Les informations communiquées pour le mardi et le samedi mentionnent des créneaux à 9h30, 10h et 14h. Ces indications ne permettent pas d’affirmer que chaque horaire est proposé toute l’année ni que les conditions sont identiques le mardi et le samedi. Une réservation ou une confirmation préalable évite donc un déplacement inutile.
Pour organiser votre venue :
- choisissez d’abord la date souhaitée, notamment si vous visez un mardi ou un samedi ;
- vérifiez quel départ est disponible entre 9h30, 10h et 14h ;
- demandez si la visite comprend une démonstration, une présentation du four ou un accès limité à certaines zones ;
- signalez la composition du groupe et les besoins particuliers dès la prise de contact ;
- renseignez-vous directement sur les tarifs individuels, ceux des groupes et les modalités destinées au jeune public ou aux scolaires.
L’accueil des groupes peut faire l’objet d’une visite sur mesure et de rendez-vous adaptés. Pour des scolaires, le contenu pertinent n’est pas nécessairement celui d’un groupe d’amateurs de patrimoine : la matière, le son, la chaleur et les métiers donnent plusieurs portes d’entrée, à condition que l’encadrement soit prévu.
Les tarifs n’étant pas fournis dans le dossier, mieux vaut ne pas reprendre un montant trouvé sur une page ancienne. Un horaire ou un prix périmé est une mauvaise première étape de chantier touristique. La confirmation auprès de l’accueil reste la méthode la plus fiable avant de visiter la fonderie.
Quand le décor participe à l’identité sonore
Une cloche ne se juge pas uniquement à sa masse et à sa note. Les inscriptions, frises, bas-reliefs et décors inscrivent chaque pièce dans une commande, un lieu et une mémoire, sans transformer sa surface en simple panneau ornemental.
Le décor est préparé avant la coulée afin d’être transmis au métal par le moule. Lettres, symboles et reliefs doivent rester lisibles malgré les contraintes propres à la fonderie. Une composition trop fine ou mal adaptée à la matière risque de perdre sa netteté.

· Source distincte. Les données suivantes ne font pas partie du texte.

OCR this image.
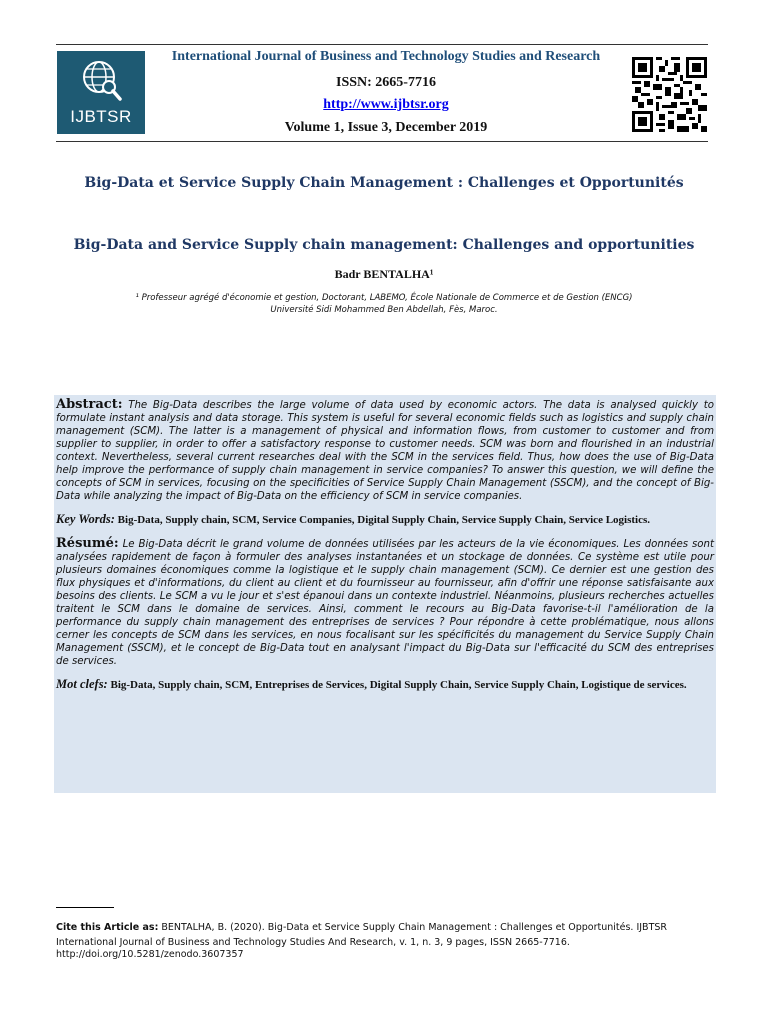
IJBTSR
International Journal of Business and Technology Studies and Research
ISSN: 2665-7716
http://www.ijbtsr.org
Volume 1, Issue 3, December 2019
Big-Data et Service Supply Chain Management : Challenges et Opportunités
Big-Data and Service Supply chain management: Challenges and opportunities
Badr BENTALHA¹
¹ Professeur agrégé d'économie et gestion, Doctorant, LABEMO, École Nationale de Commerce et de Gestion (ENCG)
Université Sidi Mohammed Ben Abdellah, Fès, Maroc.

Abstract: The Big-Data describes the large volume of data used by economic actors. The data is analysed quickly to formulate instant analysis and data storage. This system is useful for several economic fields such as logistics and supply chain management (SCM). The latter is a management of physical and information flows, from customer to customer and from supplier to supplier, in order to offer a satisfactory response to customer needs. SCM was born and flourished in an industrial context. Nevertheless, several current researches deal with the SCM in the services field. Thus, how does the use of Big-Data help improve the performance of supply chain management in service companies? To answer this question, we will define the concepts of SCM in services, focusing on the specificities of Service Supply Chain Management (SSCM), and the concept of Big-Data while analyzing the impact of Big-Data on the efficiency of SCM in service companies.

Key Words: Big-Data, Supply chain, SCM, Service Companies, Digital Supply Chain, Service Supply Chain, Service Logistics.

Résumé: Le Big-Data décrit le grand volume de données utilisées par les acteurs de la vie économiques. Les données sont analysées rapidement de façon à formuler des analyses instantanées et un stockage de données. Ce système est utile pour plusieurs domaines économiques comme la logistique et le supply chain management (SCM). Ce dernier est une gestion des flux physiques et d'informations, du client au client et du fournisseur au fournisseur, afin d'offrir une réponse satisfaisante aux besoins des clients. Le SCM a vu le jour et s'est épanoui dans un contexte industriel. Néanmoins, plusieurs recherches actuelles traitent le SCM dans le domaine de services. Ainsi, comment le recours au Big-Data favorise-t-il l'amélioration de la performance du supply chain management des entreprises de services ? Pour répondre à cette problématique, nous allons cerner les concepts de SCM dans les services, en nous focalisant sur les spécificités du management du Service Supply Chain Management (SSCM), et le concept de Big-Data tout en analysant l'impact du Big-Data sur l'efficacité du SCM des entreprises de services.

Mot clefs: Big-Data, Supply chain, SCM, Entreprises de Services, Digital Supply Chain, Service Supply Chain, Logistique de services.

Cite this Article as: BENTALHA, B. (2020). Big-Data et Service Supply Chain Management : Challenges et Opportunités. IJBTSR International Journal of Business and Technology Studies And Research, v. 1, n. 3, 9 pages, ISSN 2665-7716.
http://doi.org/10.5281/zenodo.3607357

Ici encore, le dessin doit connaître son procédé de fabrication.
Le carillon ajoute une autre dimension. Chaque cloche conserve sa forme et son décor, mais doit aussi trouver sa place dans un ensemble sonore. L’art campanaire consiste à faire cohabiter matière, musique et architecture, avec des pièces qui pourront être entendues bien au-delà du monument qui les abrite.
L’héritage normand dialogue ainsi avec d’autres traditions européennes, dont celle de Bergamo. Cette comparaison ne sert pas à établir un classement entre ateliers : elle montre que les fondeurs répondent à une même question avec des histoires techniques et esthétiques différentes. Découvrez ces écarts en observant les profils, les couronnes, les inscriptions et la manière dont les décors occupent la robe.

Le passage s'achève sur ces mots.